This chapter is currently a work-in-progress, and is incomplete.
Machine learning algorithms are commonly used in bioinformatics for a variety of tasks. Typically, the common thread in these tasks is that the user would like the algorithm to assist in the identification of patterns in a complex data set. In this chapter we'll implement a few machine learning algorithms so we can gain an in-depth understanding of how they work. In practice though, there are many mature machine learning libraries that you'd want to use. scikit-learn is a popular and well-documented Python library for machine learning which many bioinformatics researchers and software developers use in their work.
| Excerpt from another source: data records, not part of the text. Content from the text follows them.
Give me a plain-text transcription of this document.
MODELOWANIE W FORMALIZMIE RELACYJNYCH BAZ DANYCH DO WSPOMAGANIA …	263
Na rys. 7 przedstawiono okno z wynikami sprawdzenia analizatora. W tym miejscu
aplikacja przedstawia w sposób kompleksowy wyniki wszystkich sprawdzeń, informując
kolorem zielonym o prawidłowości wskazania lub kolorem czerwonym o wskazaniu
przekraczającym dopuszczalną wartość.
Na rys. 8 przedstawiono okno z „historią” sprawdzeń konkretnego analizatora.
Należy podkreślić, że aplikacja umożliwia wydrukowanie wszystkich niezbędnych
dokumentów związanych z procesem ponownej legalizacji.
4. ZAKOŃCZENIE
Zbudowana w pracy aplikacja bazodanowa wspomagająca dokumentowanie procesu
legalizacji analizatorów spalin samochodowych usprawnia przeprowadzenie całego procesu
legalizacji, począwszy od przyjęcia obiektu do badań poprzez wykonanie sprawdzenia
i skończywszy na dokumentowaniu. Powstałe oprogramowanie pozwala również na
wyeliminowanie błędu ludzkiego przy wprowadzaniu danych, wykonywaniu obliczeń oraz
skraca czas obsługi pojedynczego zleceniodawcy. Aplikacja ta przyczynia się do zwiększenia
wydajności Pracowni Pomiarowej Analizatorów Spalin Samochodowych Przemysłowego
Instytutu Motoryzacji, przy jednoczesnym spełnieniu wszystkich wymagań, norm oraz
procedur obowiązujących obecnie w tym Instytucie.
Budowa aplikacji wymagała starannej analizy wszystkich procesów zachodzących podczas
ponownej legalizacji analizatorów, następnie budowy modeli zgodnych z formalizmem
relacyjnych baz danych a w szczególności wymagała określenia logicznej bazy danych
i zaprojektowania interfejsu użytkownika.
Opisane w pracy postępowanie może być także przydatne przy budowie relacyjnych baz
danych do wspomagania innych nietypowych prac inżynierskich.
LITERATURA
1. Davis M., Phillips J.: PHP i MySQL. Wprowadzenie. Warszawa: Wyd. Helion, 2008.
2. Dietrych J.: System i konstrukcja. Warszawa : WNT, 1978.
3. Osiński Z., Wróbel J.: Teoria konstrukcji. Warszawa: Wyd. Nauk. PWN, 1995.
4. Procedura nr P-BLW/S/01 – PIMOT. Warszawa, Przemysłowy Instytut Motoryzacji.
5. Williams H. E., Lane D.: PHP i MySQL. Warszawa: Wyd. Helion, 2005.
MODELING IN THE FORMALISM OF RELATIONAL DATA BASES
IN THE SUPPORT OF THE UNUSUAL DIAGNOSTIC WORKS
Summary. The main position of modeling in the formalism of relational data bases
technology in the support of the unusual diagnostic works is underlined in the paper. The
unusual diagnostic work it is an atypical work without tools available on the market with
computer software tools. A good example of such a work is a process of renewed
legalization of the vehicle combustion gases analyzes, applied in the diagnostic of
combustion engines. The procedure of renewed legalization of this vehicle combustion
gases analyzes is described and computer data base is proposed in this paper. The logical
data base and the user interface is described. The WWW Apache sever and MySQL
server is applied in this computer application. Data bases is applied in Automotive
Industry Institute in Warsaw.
These algorithms generally work beginning with a collection of samples and some user-defined features of those samples. These data are typically represented in a matrix, where samples are the rows and features are the columns. There are a few different high-level tasks that are common in machine learning, including classification, regression, and dimensionality reduction. In a classification task, a user provides examples of data that fall into certain discrete classes (for example, healthy and disease), and tries to have the computer develop a model that can differentiate those classes based on the defined features. If successful, the resulting model could be applied to data where the class isn't known ahead of time, in attempt to predict the class from the features. A regression task is similar, except that a continuous value will be predicted rather than a discrete value. Dimensionality reduction tasks, on the other hand, generally don't have classes or labels assigned ahead of time, and the user is hoping to identify which samples are most similar to each other based on new features that are defined by the algorithm. The goal here might be to reduce the number of features from thousands or more to around two or three that explain most of the variation in the data. This allows the user to explore the samples visually, for example in a scatter plot, which would not be feasible if there were thousands of features.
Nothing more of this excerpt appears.